Caveats: We worry about the abstract nature of “public awareness” at the macro level. We feel this concept may drive us into a segment-specific metric (ex: concern about health, education, or sports), but the review of the literature and statistical sources should provide early orientations.

Also, we understand total revenues are a combination of individual, corporate, government and NGO donations, sales and fees, plus other fundraising sources. Though we would take all into account, our focus will be on donations, which stand close to $300 billion per year in the US alone.

 

Highlight what you expect to achieve or learn from this project.

We should get a clear understanding of the dynamics of the non-profit sector, its variables, sources of funds, and its players.

We believe that the combination of these predictive models would provide great insight and guidelines for non-profit organizations to properly adjust their fundraising strategies and processes to the dynamics of their sector, segment, and target donor.

 

Explain what methods you will use to answer your research questions.

Our work schedule entails the following. Points 4.1., 4.2., and 5.1. to 5.4. address the question:

1.            Theoretical Grounding, involving the review of close to 100 academic articles.

2.            Research Design, properly sustained hypotheses, research questions, and methodology.

3.            Statistical sources.

4.            Statistical tests, tools and methods.

4.1.         Pace University’s SPSS license

4.2.         Factor Analysis to sort out the variables that determine total revenues, specify their weight and statistical significance; this on the macro phase of the project. 

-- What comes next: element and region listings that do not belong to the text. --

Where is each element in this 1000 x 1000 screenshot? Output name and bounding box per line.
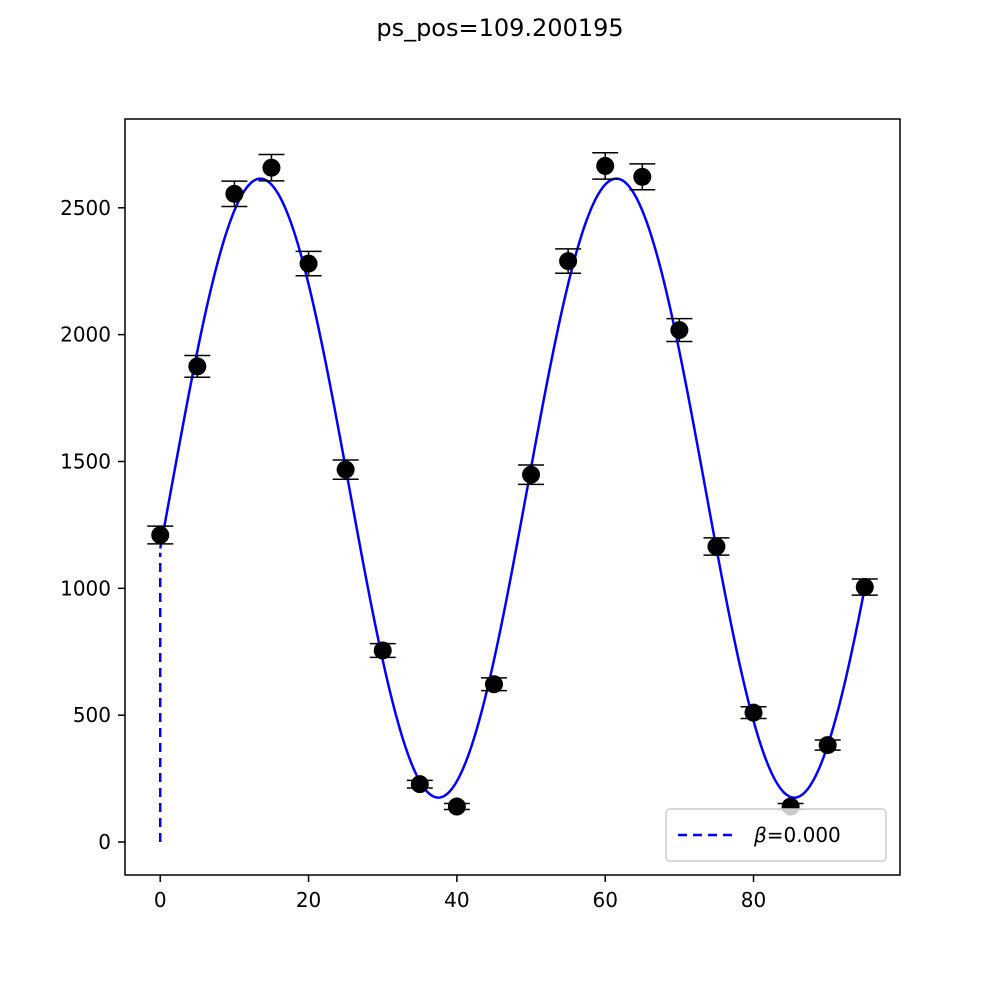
y-tick-label: 1000 bbox=[60, 576, 111, 600]
legend-label-symbol: β bbox=[753, 823, 767, 847]
x-tick-label: 0 bbox=[154, 888, 167, 912]
y-tick-label: 2500 bbox=[60, 196, 111, 220]
data-point bbox=[855, 578, 874, 597]
axes-frame bbox=[124, 118, 901, 876]
data-point bbox=[336, 460, 355, 479]
legend-label: β=0.000 bbox=[753, 823, 841, 847]
data-point bbox=[818, 736, 837, 755]
data-point bbox=[410, 775, 429, 794]
legend-box bbox=[665, 808, 887, 862]
data-point bbox=[373, 641, 392, 660]
y-tick-label: 1500 bbox=[60, 449, 111, 473]
data-points-layer bbox=[151, 156, 874, 816]
data-point bbox=[707, 537, 726, 556]
y-tick-label: 0 bbox=[98, 830, 111, 854]
data-point bbox=[299, 254, 318, 273]
legend: β=0.000 bbox=[665, 808, 887, 862]
x-tick-label: 40 bbox=[444, 888, 469, 912]
data-point bbox=[151, 526, 170, 545]
y-tick-label: 500 bbox=[73, 703, 111, 727]
data-point bbox=[484, 675, 503, 694]
x-tick-label: 80 bbox=[741, 888, 766, 912]
data-point bbox=[262, 158, 281, 177]
data-point bbox=[633, 167, 652, 186]
errorbar-layer bbox=[147, 151, 878, 811]
data-point bbox=[559, 252, 578, 271]
figure-title: ps_pos=109.200195 bbox=[376, 14, 624, 42]
y-tick-label: 2000 bbox=[60, 323, 111, 347]
legend-label-value: =0.000 bbox=[767, 823, 841, 847]
data-point bbox=[225, 184, 244, 203]
fit-curve-layer bbox=[159, 177, 866, 799]
fit-curve-line bbox=[159, 177, 866, 799]
x-tick-label: 60 bbox=[592, 888, 617, 912]
y-axis-ticks: 0 500 1000 1500 2000 2500 bbox=[60, 196, 125, 854]
data-point bbox=[744, 703, 763, 722]
data-point bbox=[522, 465, 541, 484]
data-point bbox=[447, 797, 466, 816]
data-point bbox=[596, 156, 615, 175]
x-axis-ticks: 0 20 40 60 80 bbox=[154, 875, 766, 912]
data-point bbox=[188, 357, 207, 376]
data-point bbox=[670, 321, 689, 340]
x-tick-label: 20 bbox=[296, 888, 321, 912]
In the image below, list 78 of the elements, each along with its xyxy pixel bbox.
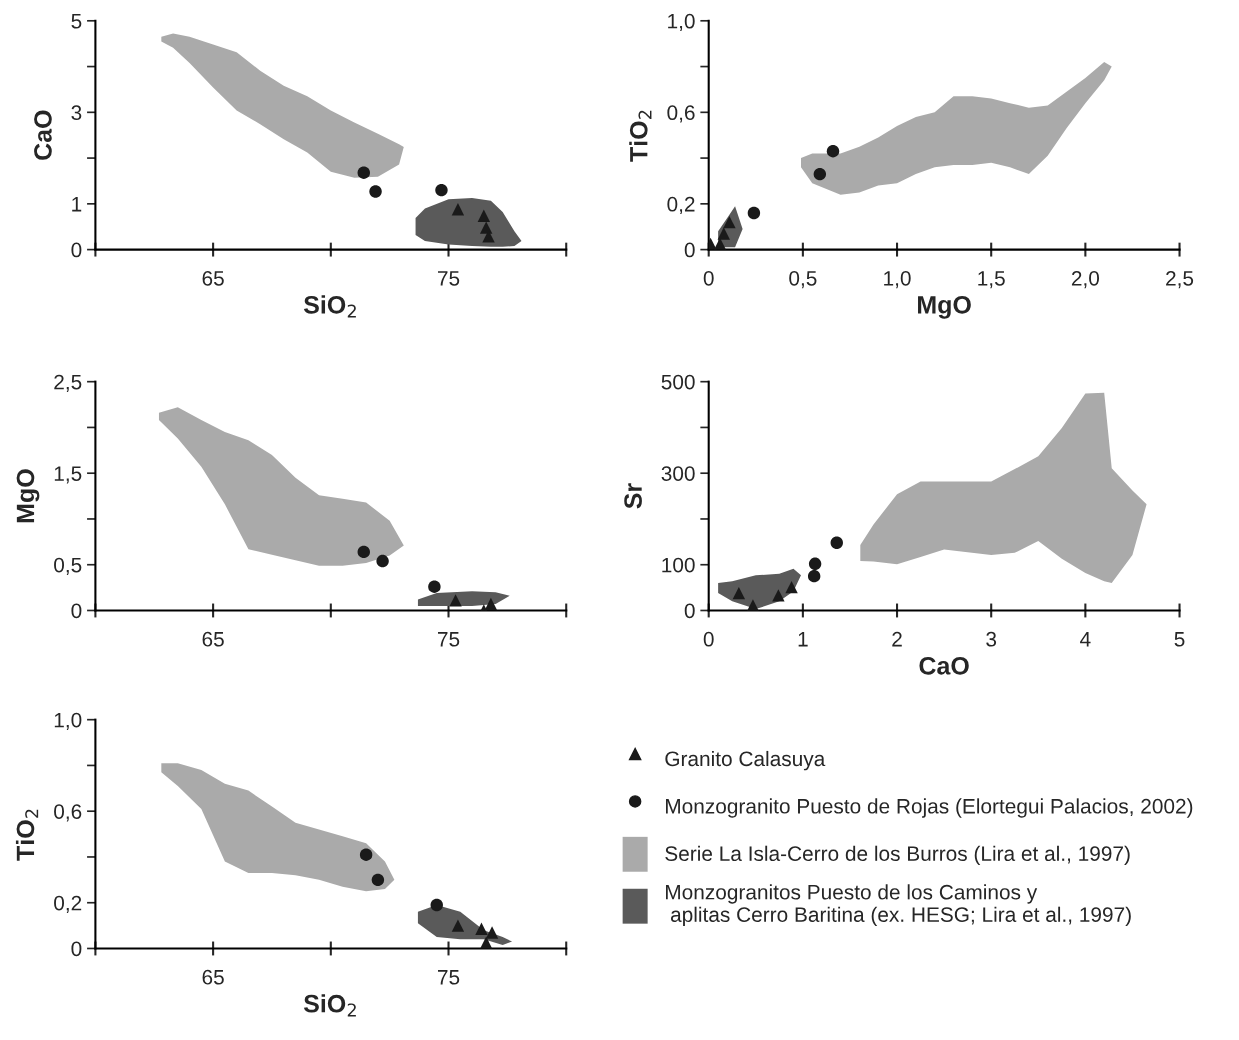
x-tick-label: 0,5	[789, 270, 817, 289]
point	[485, 926, 499, 939]
y-tick-label: 500	[661, 374, 695, 390]
point	[808, 557, 822, 571]
y-axis-title: CaO	[34, 110, 52, 160]
point	[785, 580, 798, 594]
point	[430, 898, 443, 912]
point	[369, 185, 382, 198]
x-tick-label: 1,0	[884, 270, 911, 289]
x-axis-title: SiO$_{2}$	[303, 295, 356, 318]
point	[376, 554, 389, 568]
point	[747, 206, 761, 220]
x-tick-label: 1	[798, 632, 808, 647]
y-tick-label: 0,6	[54, 804, 82, 822]
x-tick-label: 0	[703, 631, 714, 647]
x-tick-label: 65	[202, 969, 224, 985]
y-tick-label: 0,5	[54, 557, 82, 575]
x-tick-label: 75	[438, 271, 460, 286]
legend-label: Serie La Isla-Cerro de los Burros (Lira et al., 1997)	[665, 845, 1130, 866]
point	[479, 221, 493, 234]
y-tick-label: 5	[71, 14, 82, 29]
point	[435, 183, 448, 197]
point	[451, 203, 465, 216]
x-tick-label: 5	[1174, 632, 1185, 647]
x-tick-label: 2,5	[1166, 270, 1194, 289]
y-tick-label: 0	[71, 941, 82, 957]
point	[477, 209, 491, 222]
point	[359, 848, 373, 861]
y-tick-label: 0	[71, 242, 82, 258]
x-tick-label: 75	[438, 632, 460, 647]
point	[449, 594, 462, 607]
y-tick-label: 100	[662, 557, 695, 573]
y-axis-title: Sr	[624, 483, 642, 509]
y-tick-label: 0	[684, 603, 695, 619]
x-axis-title: CaO	[919, 656, 969, 675]
x-tick-label: 2,0	[1071, 270, 1100, 289]
point	[371, 873, 385, 887]
point	[428, 580, 441, 593]
x-tick-label: 0	[703, 270, 714, 286]
x-axis-title: SiO$_{2}$	[303, 994, 356, 1017]
point	[772, 589, 785, 602]
y-tick-label: 1,5	[54, 466, 82, 484]
point	[830, 536, 843, 549]
y-tick-label: 1,0	[54, 712, 82, 730]
x-tick-label: 65	[202, 631, 224, 647]
y-tick-label: 0,2	[54, 895, 82, 913]
x-tick-label: 3	[986, 631, 997, 647]
y-tick-label: 1,0	[668, 13, 695, 32]
y-axis-title: TiO$_{2}$	[15, 809, 39, 861]
x-tick-label: 2	[892, 631, 902, 647]
y-tick-label: 2,5	[54, 374, 82, 392]
legend-label: Monzogranito Puesto de Rojas (Elortegui Palacios, 2002)	[666, 798, 1193, 818]
point	[826, 145, 840, 158]
y-tick-label: 0,6	[667, 105, 695, 123]
point	[807, 569, 821, 583]
y-tick-label: 0,2	[667, 196, 695, 215]
point	[451, 919, 465, 932]
x-axis-title: MgO	[918, 295, 971, 319]
point	[475, 922, 488, 936]
point	[732, 586, 746, 600]
y-axis-title: TiO$_{2}$	[629, 110, 652, 162]
y-axis-title: MgO	[16, 469, 40, 523]
x-tick-label: 1,5	[978, 271, 1005, 289]
y-tick-label: 0	[684, 242, 695, 258]
x-tick-label: 4	[1080, 632, 1091, 647]
point	[813, 167, 827, 181]
x-tick-label: 75	[438, 970, 460, 985]
point	[357, 166, 370, 179]
legend-label: Granito Calasuya	[665, 750, 826, 771]
point	[717, 227, 730, 240]
y-tick-label: 1	[72, 197, 82, 212]
legend-label: Monzogranitos Puesto de los Caminos y aplitas Cerro Baritina (ex. HESG; Lira et al., 1997)	[666, 884, 1131, 927]
point	[484, 597, 498, 611]
y-tick-label: 3	[71, 105, 82, 121]
y-tick-label: 300	[661, 466, 695, 481]
y-tick-label: 0	[71, 603, 82, 619]
x-tick-label: 65	[202, 270, 224, 286]
point	[357, 545, 370, 559]
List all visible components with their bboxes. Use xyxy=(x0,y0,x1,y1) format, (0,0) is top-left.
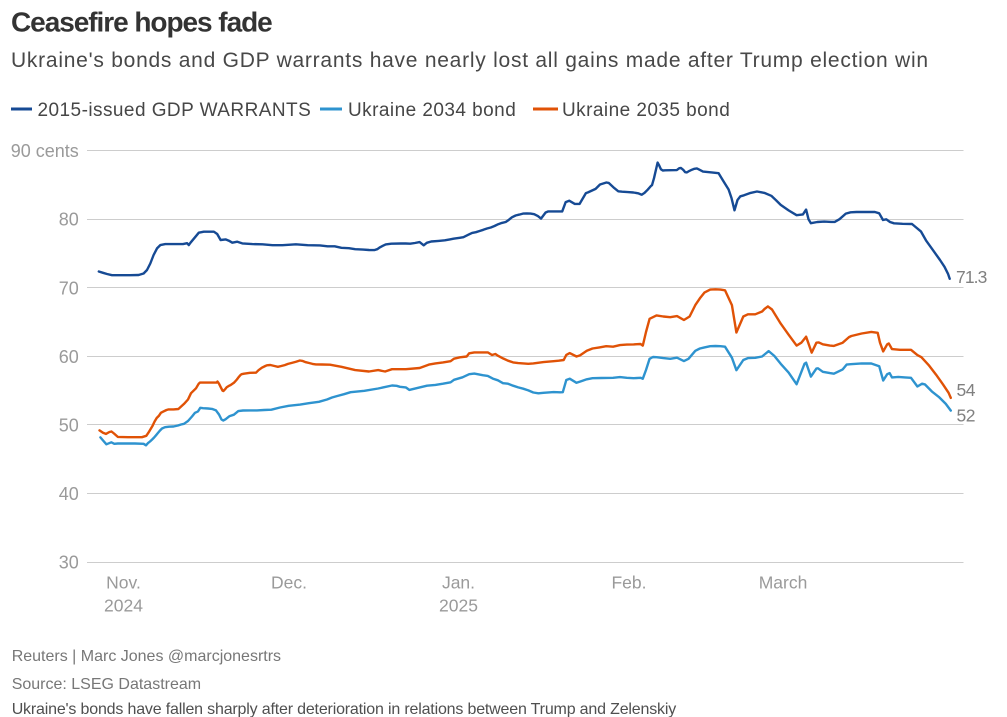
svg-text:52: 52 xyxy=(957,406,975,426)
svg-text:Ukraine's bonds and GDP warran: Ukraine's bonds and GDP warrants have ne… xyxy=(11,49,929,72)
svg-text:54: 54 xyxy=(957,380,976,400)
svg-text:71.3: 71.3 xyxy=(956,267,987,287)
svg-text:Ukraine's bonds have fallen sh: Ukraine's bonds have fallen sharply afte… xyxy=(12,701,677,717)
svg-text:2015-issued GDP WARRANTS: 2015-issued GDP WARRANTS xyxy=(38,100,312,121)
svg-text:March: March xyxy=(759,572,808,592)
svg-text:Reuters | Marc Jones @marcjone: Reuters | Marc Jones @marcjonesrtrs xyxy=(12,648,281,665)
svg-text:2025: 2025 xyxy=(439,596,478,616)
svg-text:Dec.: Dec. xyxy=(271,572,307,592)
svg-text:30: 30 xyxy=(59,553,79,573)
svg-text:90 cents: 90 cents xyxy=(11,141,79,161)
svg-text:50: 50 xyxy=(59,416,79,436)
svg-text:2024: 2024 xyxy=(104,596,143,616)
svg-text:40: 40 xyxy=(59,484,79,504)
svg-text:Source: LSEG Datastream: Source: LSEG Datastream xyxy=(12,676,201,693)
svg-text:70: 70 xyxy=(59,278,79,298)
svg-text:60: 60 xyxy=(59,347,79,367)
svg-text:80: 80 xyxy=(59,210,79,230)
svg-text:Feb.: Feb. xyxy=(611,572,646,592)
svg-text:Ceasefire hopes fade: Ceasefire hopes fade xyxy=(11,7,272,38)
svg-text:Ukraine 2035 bond: Ukraine 2035 bond xyxy=(562,100,730,121)
svg-text:Ukraine 2034 bond: Ukraine 2034 bond xyxy=(348,100,516,121)
svg-text:Jan.: Jan. xyxy=(442,572,475,592)
svg-text:Nov.: Nov. xyxy=(106,572,141,592)
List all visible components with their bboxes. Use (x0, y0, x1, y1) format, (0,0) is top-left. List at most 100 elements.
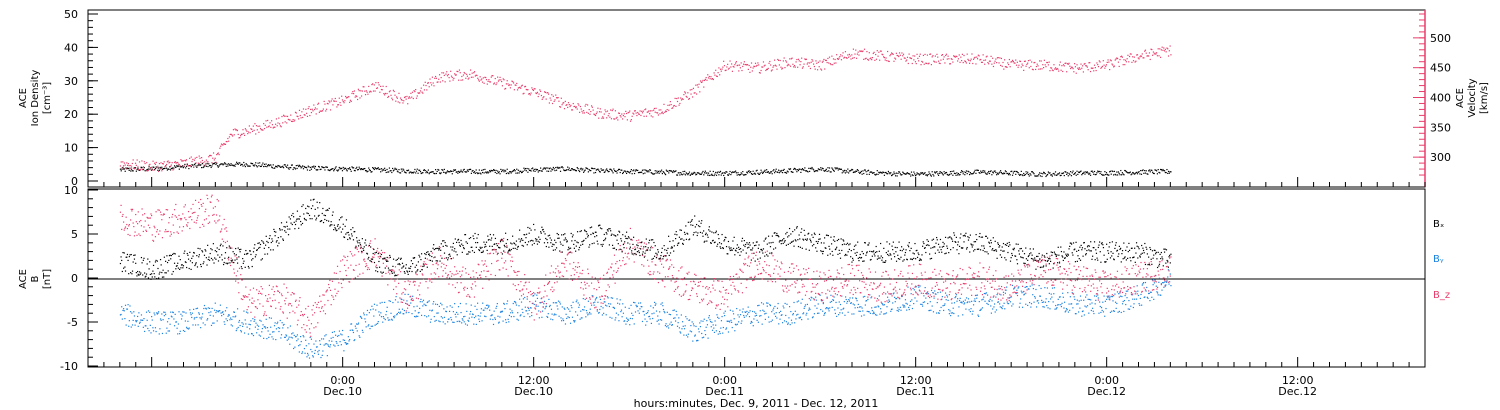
density-series-point (1049, 172, 1051, 174)
velocity-series-point (567, 102, 570, 104)
density-series-point (240, 164, 242, 166)
by-series-point (887, 301, 889, 303)
by-series-point (129, 305, 131, 307)
velocity-series-point (611, 109, 613, 112)
density-series-point (658, 172, 660, 174)
by-series-point (612, 306, 614, 309)
velocity-series-point (962, 61, 964, 64)
by-series-point (606, 305, 608, 307)
by-series-point (193, 308, 195, 310)
density-series-point (154, 167, 157, 170)
density-series-point (485, 172, 488, 174)
bz-series-point (155, 211, 157, 213)
by-series-point (709, 319, 711, 321)
velocity-series-point (340, 104, 342, 106)
bz-series-point (219, 231, 221, 233)
velocity-series-point (724, 69, 726, 72)
velocity-series-point (622, 118, 624, 120)
by-series-point (874, 306, 876, 308)
velocity-series-point (860, 50, 862, 52)
density-series-point (846, 171, 848, 173)
by-series-point (137, 315, 139, 318)
density-series-point (312, 166, 314, 168)
density-series-point (591, 167, 593, 169)
by-series-point (929, 309, 931, 312)
velocity-series-point (647, 111, 649, 113)
by-series-point (137, 325, 139, 327)
bz-series-point (329, 289, 332, 291)
by-series-point (295, 335, 297, 338)
density-series-point (544, 167, 546, 169)
by-series-point (777, 302, 779, 305)
density-series-point (606, 169, 609, 172)
density-series-point (241, 163, 243, 166)
velocity-series-point (892, 53, 894, 55)
density-series-point (855, 170, 858, 172)
by-series-point (200, 318, 202, 320)
velocity-series-point (512, 82, 515, 84)
by-series-point (997, 301, 999, 303)
velocity-series-point (358, 90, 360, 92)
velocity-series-point (963, 54, 965, 57)
density-series-point (1138, 171, 1140, 173)
bz-series-point (200, 203, 202, 206)
density-series-point (1013, 170, 1015, 173)
by-series-point (673, 317, 675, 319)
velocity-series-point (428, 86, 430, 88)
by-series-point (1006, 286, 1008, 288)
velocity-series-point (629, 120, 632, 122)
density-series-point (391, 171, 393, 174)
density-series-point (814, 170, 816, 172)
density-series-point (654, 170, 656, 172)
density-series-point (637, 172, 640, 174)
density-series-point (679, 174, 681, 176)
velocity-series-point (1020, 66, 1022, 68)
velocity-series-point (694, 92, 696, 94)
by-series-point (477, 302, 479, 304)
velocity-series-point (916, 53, 918, 55)
by-series-point (1093, 312, 1095, 315)
by-series-point (624, 306, 626, 308)
velocity-series-point (481, 81, 484, 83)
by-series-point (254, 319, 256, 321)
velocity-series-point (383, 93, 385, 95)
velocity-series-point (497, 76, 499, 78)
velocity-series-point (742, 63, 745, 65)
by-series-point (424, 304, 426, 306)
velocity-series-point (156, 167, 158, 169)
by-series-point (505, 321, 507, 324)
by-series-point (499, 316, 501, 318)
density-series-point (575, 169, 577, 172)
bz-series-point (137, 211, 139, 213)
by-series-point (418, 311, 420, 314)
density-series-point (770, 171, 773, 173)
velocity-series-point (1144, 49, 1147, 51)
by-series-point (204, 324, 206, 326)
by-series-point (1013, 288, 1015, 290)
by-series-point (407, 293, 409, 296)
by-series-point (540, 297, 542, 300)
bz-series-point (308, 328, 311, 330)
by-series-point (252, 334, 255, 337)
velocity-series-point (1162, 49, 1164, 51)
velocity-series-point (670, 103, 672, 106)
density-series-point (573, 169, 575, 171)
velocity-series-point (689, 89, 691, 91)
velocity-series-point (1075, 72, 1077, 74)
density-series-point (411, 171, 414, 174)
density-series-point (1159, 168, 1162, 171)
bz-series-point (264, 295, 267, 297)
bz-series-point (247, 306, 250, 308)
bz-series-point (226, 230, 228, 232)
density-series-point (898, 171, 901, 173)
by-series-point (257, 328, 259, 330)
by-series-point (623, 320, 625, 322)
by-series-point (694, 335, 696, 337)
bz-series-point (222, 240, 225, 243)
velocity-series-point (281, 115, 283, 118)
velocity-series-point (723, 60, 725, 62)
by-series-point (771, 311, 773, 313)
by-series-point (216, 320, 218, 322)
bz-series-point (275, 307, 277, 309)
bz-series-point (221, 228, 223, 230)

5.            On a micro level, individual interviews and or surveys among donors of NGOs would be utilized. This would require:

5.1.         Sampling

5.2.         Questionnaire design

5.3.         Appropriate scale

5.4.         Pre-test, and other steps.

Currently, we are deep into the review of the literature. We have sorted out over 100 academic articles and statistical sources, and cited over 25 already, in the development of our theoretical grounding.

Gaps in the literature: We are finding an absence of macro models for the non-profit sector. An overwhelming majority of the articles refer to donor motivations. The amateur sports’ segment is rarely reported on.

We would expect our second post to include a detailed review of the literature, an analysis of non-profit sector statistics, and a clear orientation of our research.